The vaccination drive’s initial phases leveraged technology in a big way, but the last mile needs to leverage communities and personalities alongside technology. Many countries are finding ways to nudge and even push the citizenry towards COVID-19 vaccination, focusing on employers and travellers. Canada, for example, is planning to place unvaccinated government employees on unpaid leave and has also made COVID-19 shots mandatory for air, train, and ship passengers.

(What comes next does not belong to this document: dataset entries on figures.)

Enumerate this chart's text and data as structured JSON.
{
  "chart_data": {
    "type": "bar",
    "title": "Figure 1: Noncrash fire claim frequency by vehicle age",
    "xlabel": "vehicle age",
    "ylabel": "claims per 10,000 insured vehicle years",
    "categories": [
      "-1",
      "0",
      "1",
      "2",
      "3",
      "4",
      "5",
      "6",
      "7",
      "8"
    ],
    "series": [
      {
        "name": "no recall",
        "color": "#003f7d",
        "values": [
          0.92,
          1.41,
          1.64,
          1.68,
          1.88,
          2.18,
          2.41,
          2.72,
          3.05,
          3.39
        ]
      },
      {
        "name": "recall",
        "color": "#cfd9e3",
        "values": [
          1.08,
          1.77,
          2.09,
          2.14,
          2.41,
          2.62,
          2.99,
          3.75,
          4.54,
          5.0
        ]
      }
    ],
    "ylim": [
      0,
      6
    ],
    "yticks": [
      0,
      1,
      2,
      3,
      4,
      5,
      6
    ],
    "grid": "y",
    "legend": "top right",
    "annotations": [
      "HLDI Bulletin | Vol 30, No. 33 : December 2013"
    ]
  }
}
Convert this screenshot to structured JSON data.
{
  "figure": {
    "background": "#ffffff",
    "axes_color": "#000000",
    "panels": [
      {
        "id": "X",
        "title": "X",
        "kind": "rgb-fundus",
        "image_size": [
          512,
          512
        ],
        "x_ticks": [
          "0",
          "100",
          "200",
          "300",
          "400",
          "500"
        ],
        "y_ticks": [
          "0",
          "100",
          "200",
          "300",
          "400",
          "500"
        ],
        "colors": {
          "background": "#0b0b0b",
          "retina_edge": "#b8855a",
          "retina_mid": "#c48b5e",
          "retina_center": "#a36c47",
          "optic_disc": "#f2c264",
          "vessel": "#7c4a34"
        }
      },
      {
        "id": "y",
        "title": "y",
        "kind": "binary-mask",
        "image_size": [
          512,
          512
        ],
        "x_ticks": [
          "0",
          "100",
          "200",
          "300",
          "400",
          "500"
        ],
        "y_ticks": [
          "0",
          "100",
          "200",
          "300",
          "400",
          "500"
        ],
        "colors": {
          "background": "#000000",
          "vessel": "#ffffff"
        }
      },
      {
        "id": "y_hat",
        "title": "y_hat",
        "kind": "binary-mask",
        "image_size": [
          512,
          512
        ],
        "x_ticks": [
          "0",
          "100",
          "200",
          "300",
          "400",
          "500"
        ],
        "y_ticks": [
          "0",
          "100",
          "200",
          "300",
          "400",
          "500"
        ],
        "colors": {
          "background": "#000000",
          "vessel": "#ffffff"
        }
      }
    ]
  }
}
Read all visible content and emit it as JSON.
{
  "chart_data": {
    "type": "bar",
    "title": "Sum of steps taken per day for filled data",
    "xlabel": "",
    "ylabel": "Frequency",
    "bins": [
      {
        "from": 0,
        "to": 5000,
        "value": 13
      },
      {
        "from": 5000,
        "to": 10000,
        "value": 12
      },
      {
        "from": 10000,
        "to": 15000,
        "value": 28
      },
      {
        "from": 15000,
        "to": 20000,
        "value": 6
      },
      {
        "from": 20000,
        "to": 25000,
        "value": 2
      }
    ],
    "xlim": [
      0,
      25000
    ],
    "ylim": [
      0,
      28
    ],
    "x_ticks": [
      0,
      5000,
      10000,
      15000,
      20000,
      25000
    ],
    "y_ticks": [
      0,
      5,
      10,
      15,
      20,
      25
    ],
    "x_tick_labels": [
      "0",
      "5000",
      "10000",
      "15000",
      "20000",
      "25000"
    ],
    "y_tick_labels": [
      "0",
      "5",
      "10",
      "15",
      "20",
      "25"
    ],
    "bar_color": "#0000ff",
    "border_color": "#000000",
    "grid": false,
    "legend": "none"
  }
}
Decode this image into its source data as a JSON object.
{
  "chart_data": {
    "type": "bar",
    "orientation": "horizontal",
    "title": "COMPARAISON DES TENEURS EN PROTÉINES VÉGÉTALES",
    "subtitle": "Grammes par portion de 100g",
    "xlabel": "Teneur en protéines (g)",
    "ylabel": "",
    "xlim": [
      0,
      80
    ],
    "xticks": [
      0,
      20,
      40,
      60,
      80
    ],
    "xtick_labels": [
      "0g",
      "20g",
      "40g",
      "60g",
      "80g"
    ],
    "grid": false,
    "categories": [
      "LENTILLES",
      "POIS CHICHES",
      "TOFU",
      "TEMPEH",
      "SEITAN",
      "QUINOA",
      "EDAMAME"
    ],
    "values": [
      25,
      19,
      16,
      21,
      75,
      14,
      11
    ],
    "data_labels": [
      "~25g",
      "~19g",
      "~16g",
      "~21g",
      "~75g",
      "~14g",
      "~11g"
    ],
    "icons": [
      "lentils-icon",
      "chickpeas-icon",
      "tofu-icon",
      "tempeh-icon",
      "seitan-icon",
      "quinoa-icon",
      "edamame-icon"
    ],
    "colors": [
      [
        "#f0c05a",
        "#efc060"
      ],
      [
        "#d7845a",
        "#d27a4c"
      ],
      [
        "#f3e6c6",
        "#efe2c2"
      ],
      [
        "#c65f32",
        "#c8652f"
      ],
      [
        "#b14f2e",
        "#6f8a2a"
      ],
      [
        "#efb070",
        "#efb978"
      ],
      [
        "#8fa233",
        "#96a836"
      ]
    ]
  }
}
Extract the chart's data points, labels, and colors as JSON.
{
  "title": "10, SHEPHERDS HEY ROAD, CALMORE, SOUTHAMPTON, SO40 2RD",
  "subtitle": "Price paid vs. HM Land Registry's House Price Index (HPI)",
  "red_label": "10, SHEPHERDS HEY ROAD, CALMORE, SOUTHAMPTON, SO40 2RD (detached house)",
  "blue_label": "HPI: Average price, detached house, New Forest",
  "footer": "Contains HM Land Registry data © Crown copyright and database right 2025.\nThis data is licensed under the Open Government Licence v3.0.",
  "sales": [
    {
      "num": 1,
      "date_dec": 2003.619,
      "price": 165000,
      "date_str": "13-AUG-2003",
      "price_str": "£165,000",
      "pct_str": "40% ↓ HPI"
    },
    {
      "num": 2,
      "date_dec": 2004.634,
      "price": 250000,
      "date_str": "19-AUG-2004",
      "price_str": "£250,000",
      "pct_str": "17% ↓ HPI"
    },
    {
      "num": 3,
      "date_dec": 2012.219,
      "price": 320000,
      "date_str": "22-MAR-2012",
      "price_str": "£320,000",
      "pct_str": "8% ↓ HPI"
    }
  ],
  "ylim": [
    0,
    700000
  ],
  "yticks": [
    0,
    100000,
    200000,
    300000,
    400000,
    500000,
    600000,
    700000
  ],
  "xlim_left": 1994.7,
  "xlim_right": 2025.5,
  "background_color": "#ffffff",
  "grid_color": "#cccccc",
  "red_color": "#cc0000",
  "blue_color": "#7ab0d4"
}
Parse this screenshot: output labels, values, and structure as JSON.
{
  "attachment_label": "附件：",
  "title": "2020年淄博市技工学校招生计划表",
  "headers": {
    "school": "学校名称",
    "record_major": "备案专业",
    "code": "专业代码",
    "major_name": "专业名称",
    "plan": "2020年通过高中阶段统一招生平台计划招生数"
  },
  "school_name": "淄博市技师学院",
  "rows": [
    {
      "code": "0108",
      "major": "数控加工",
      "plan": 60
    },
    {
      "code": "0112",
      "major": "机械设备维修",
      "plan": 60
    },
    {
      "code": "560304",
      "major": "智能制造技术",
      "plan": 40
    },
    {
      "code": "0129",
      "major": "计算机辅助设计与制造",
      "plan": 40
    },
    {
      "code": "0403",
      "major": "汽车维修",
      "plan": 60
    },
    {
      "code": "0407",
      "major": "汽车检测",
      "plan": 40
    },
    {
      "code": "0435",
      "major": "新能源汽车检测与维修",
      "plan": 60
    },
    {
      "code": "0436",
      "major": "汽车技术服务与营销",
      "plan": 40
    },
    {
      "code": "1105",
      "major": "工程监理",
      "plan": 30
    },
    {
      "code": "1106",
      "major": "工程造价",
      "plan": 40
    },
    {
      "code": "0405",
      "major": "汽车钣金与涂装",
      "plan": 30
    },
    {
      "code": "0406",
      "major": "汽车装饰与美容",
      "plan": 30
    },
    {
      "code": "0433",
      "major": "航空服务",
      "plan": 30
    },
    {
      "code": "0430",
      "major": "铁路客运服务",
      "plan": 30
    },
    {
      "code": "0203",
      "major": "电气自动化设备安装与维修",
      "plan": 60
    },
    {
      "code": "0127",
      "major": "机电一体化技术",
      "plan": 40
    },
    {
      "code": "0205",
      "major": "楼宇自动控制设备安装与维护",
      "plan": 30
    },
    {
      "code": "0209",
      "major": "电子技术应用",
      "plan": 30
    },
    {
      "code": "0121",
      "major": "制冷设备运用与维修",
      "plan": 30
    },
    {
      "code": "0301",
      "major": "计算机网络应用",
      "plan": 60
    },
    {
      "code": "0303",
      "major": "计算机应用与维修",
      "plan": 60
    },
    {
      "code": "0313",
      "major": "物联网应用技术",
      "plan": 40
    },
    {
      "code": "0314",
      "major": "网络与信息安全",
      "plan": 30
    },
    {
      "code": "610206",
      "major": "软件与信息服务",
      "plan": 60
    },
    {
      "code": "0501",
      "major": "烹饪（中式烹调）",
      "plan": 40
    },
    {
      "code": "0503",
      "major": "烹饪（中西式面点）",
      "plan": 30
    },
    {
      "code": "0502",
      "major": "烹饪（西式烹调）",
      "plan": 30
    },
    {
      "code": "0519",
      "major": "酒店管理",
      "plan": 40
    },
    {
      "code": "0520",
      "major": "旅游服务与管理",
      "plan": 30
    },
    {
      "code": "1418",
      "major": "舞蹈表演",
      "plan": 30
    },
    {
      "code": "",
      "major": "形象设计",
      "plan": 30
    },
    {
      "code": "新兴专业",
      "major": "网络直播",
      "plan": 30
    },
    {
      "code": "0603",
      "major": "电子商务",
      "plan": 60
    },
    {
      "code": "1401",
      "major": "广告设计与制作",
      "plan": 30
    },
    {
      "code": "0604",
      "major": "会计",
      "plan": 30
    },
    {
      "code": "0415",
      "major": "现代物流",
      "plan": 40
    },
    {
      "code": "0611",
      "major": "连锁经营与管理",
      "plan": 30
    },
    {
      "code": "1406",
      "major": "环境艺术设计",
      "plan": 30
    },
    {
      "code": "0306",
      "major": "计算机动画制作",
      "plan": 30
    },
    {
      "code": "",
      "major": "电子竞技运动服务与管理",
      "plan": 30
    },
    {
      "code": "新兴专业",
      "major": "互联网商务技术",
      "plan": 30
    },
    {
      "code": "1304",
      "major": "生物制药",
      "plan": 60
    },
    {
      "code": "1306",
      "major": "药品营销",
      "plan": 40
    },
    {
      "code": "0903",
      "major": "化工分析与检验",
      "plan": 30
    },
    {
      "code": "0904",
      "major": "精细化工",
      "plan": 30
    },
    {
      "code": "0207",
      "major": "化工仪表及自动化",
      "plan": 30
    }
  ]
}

Throughout the pandemic, India has had one of the highest proportions of population willing to be vaccinated when compared with other countries. For the same reason, a smart communication campaign should do in India what vaccine mandates are failing to do in many other countries. With almost 100 crore vaccine doses administered, and a robust information backbone tracking tests, vaccinations and cases, it should not be difficult to convince those still doubtful about the efficacy or the safety of vaccines. Popular personalities, political and religious leaders, and civil society organisations should be engaged actively to take evidence-based messaging to the district level, particularly in those areas where vaccine uptake remains low. Given the deceleration in vaccination we observed over the last few days, it is easy for India to be in a situation where vaccine doses to meet the 31 December target are available but demand becomes the binding constraint.